Arlington

Arlington Parents Call Out School District Over Immersion School Admission Process

Some Arlington parents are angry, demanding answers and transparency from the Arlington Independent School District after their kindergartners were rejected by two highly sought-after public schools: Jones Academy of Fine Arts and Dual Language & Corey Academy of Fine Arts and Dual Language.

Anger set in for many after finding out through other parents that while their children were not accepted, an unknown number of students living outside the district were granted admission.

The language immersion schools were created with Arlington taxpayer money.

Kindergartners at Jones Academy are taught Spanish, music and art and in a few years they will transition to Mandarin.

"Do you want to go to Jones," mother Taylor Taylor asked her 4-year-old in the family's Arlington home.

"Yeah," she quickly responded.

"Why," asked mom.

"Because I want to learn Spanish and do art," she responded.

However, Taylor's little girl won't be attending Jones Academy in the fall as she'd hoped.

The family just received the news this week.

"She cried," said Taylor.

Rejected in a competitive admissions process.

Arlington ISD said that during January's admissions process it received 520 applications for the 110 seats available between Jones in north Arlington and Corey in the south.

"This is a limited resource for our community," said Taylor.

Taylor and many other parents are fuming after finding out an unknown number of students living outside the district were accepted.

"This is really our one chance to get in, so when we have out-of-district students coming in [taking] those spots of in-district-students, it's a disadvantage," she said.

A disadvantage, she said, because Arlington tax payers approved a bond years ago to convert the public schools into what they are today.

"It negatively affects our AISD students when their parents passed the bond package," said Taylor. "Tax payers passed the bond package to help give Arlington students a world-class education."

Kyle Coonrod's daughter didn't get into Jones either.

"She'll be 5. She's amazing.

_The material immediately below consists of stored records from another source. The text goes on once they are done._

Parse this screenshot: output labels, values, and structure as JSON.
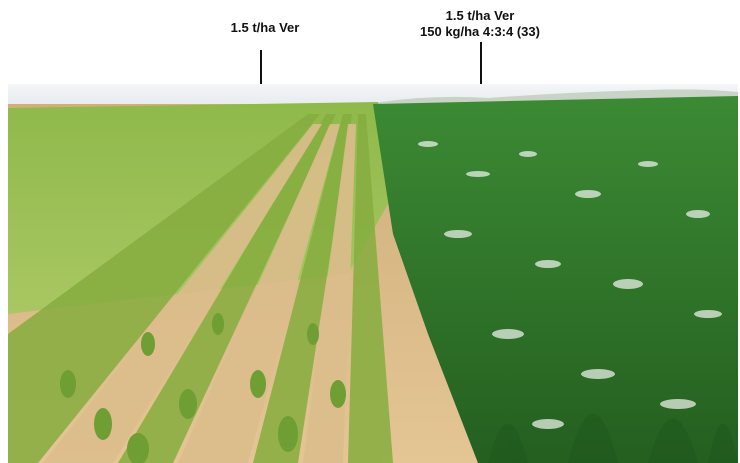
{
  "annotations": {
    "left": {
      "line1": "1.5 t/ha Ver"
    },
    "right": {
      "line1": "1.5 t/ha Ver",
      "line2": "150 kg/ha 4:3:4 (33)"
    }
  },
  "colors": {
    "sky": "#eef1f4",
    "soil": "#d9b98a",
    "pale_crop": "#9cc24f",
    "dark_crop": "#2f7a2a",
    "leaf_highlight": "#e8efe6"
  }
}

She's smart. She's artistic," he said. "And I thought this program would be a really good fit for her just to challenge her."

Coonrod plans on attending a school board meeting to demand a more transparent process that favors in-district students.

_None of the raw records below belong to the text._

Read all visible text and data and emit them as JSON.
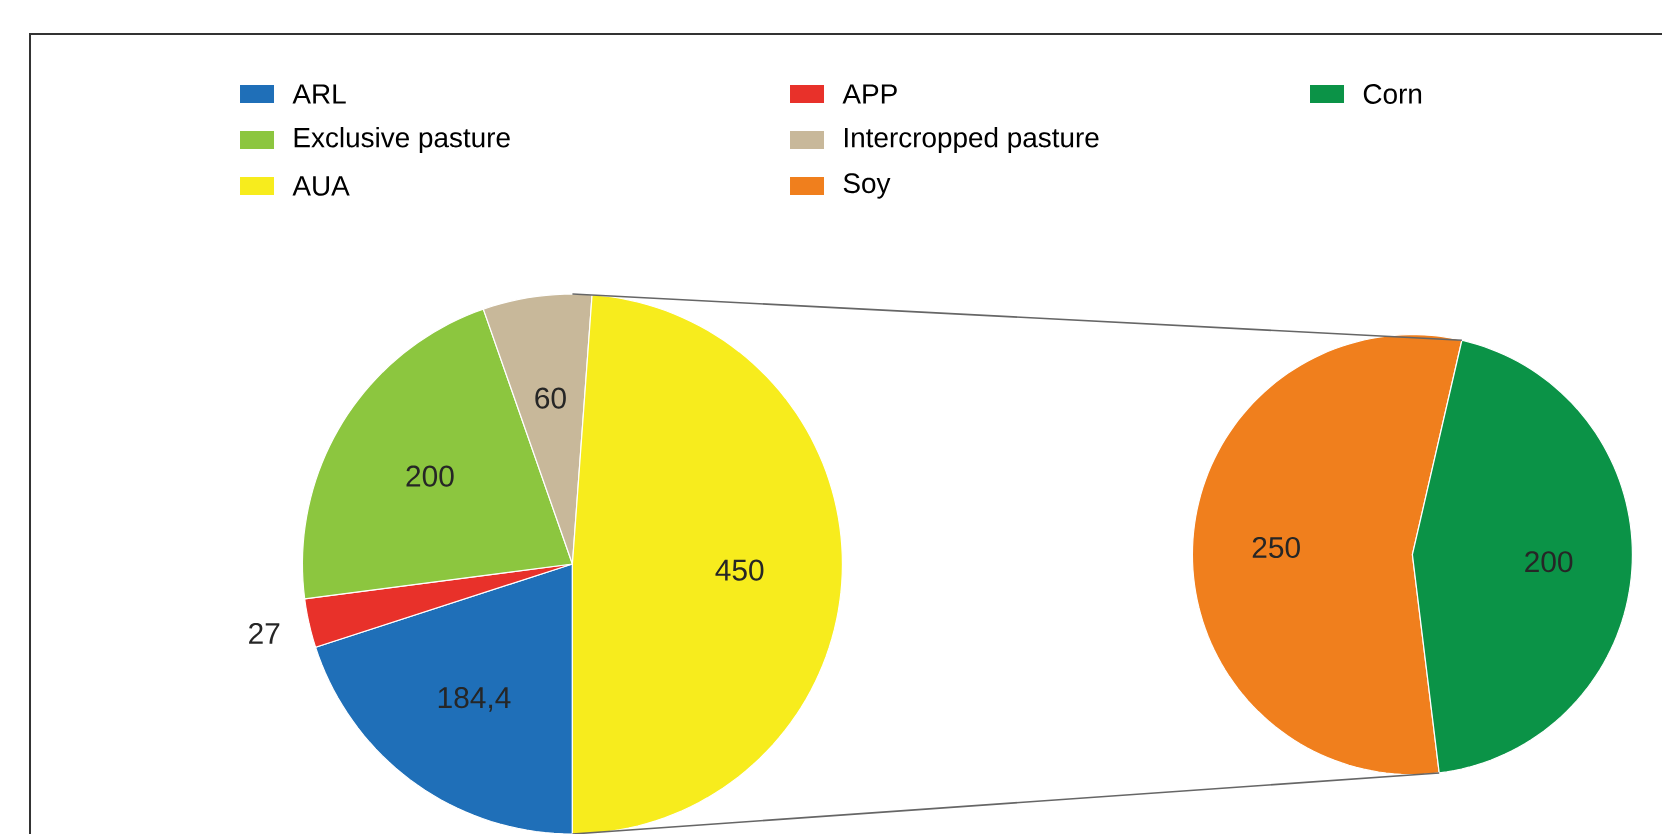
{
  "chart_data": [
    {
      "type": "pie",
      "categories": [
        "ARL",
        "APP",
        "Exclusive pasture",
        "Intercropped pasture",
        "AUA"
      ],
      "values": [
        184.4,
        27,
        200,
        60,
        450
      ],
      "colors": [
        "#1f6fb8",
        "#e8312a",
        "#8cc63f",
        "#c8b89a",
        "#f7ec1d"
      ],
      "value_labels": [
        "184,4",
        "27",
        "200",
        "60",
        "450"
      ],
      "legend": "top"
    },
    {
      "type": "pie",
      "categories": [
        "Soy",
        "Corn"
      ],
      "values": [
        250,
        200
      ],
      "colors": [
        "#f07f1d",
        "#0b9347"
      ],
      "value_labels": [
        "250",
        "200"
      ],
      "legend": "top"
    }
  ]
}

"Why does it seem like there's preferential treatment to certain parents and not others? What's the process for admissions? How is this being graded," he asked. "I'm not mad at those kids. They're not the ones that did this. It's poor policies inside AISD that's causing this and I want to know what's the motivation behind this."

Taylor said some parents online have stated that one child already attends the school but their other child was rejected, forcing families to juggle drop-off and pick up times at different campuses.

"As long as there are AISD students that want to go to this program, there should be no out-of-district families," said Taylor.

After refusing an on-camera interview with NBC 5, Arlington ISD released a statement saying, in part, that out of 190 kindergartners accepted into Jones and Corey Academies, 29 students live outside Arlington.

The district stated that it gives weight in the admissions process to students who live in Arlington, have a sibling who attends either schools and/or are proficient in more than one language.

The district went on to say that parents of children not admitted into the academies are being offered enrollment into Wimbish World Language Academy which is opening in the fall.

However, Coonrod told NBC 5, while that is true, he was already informed that his daughter will have to take French immersion at the language academy instead of the language he wanted: Spanish.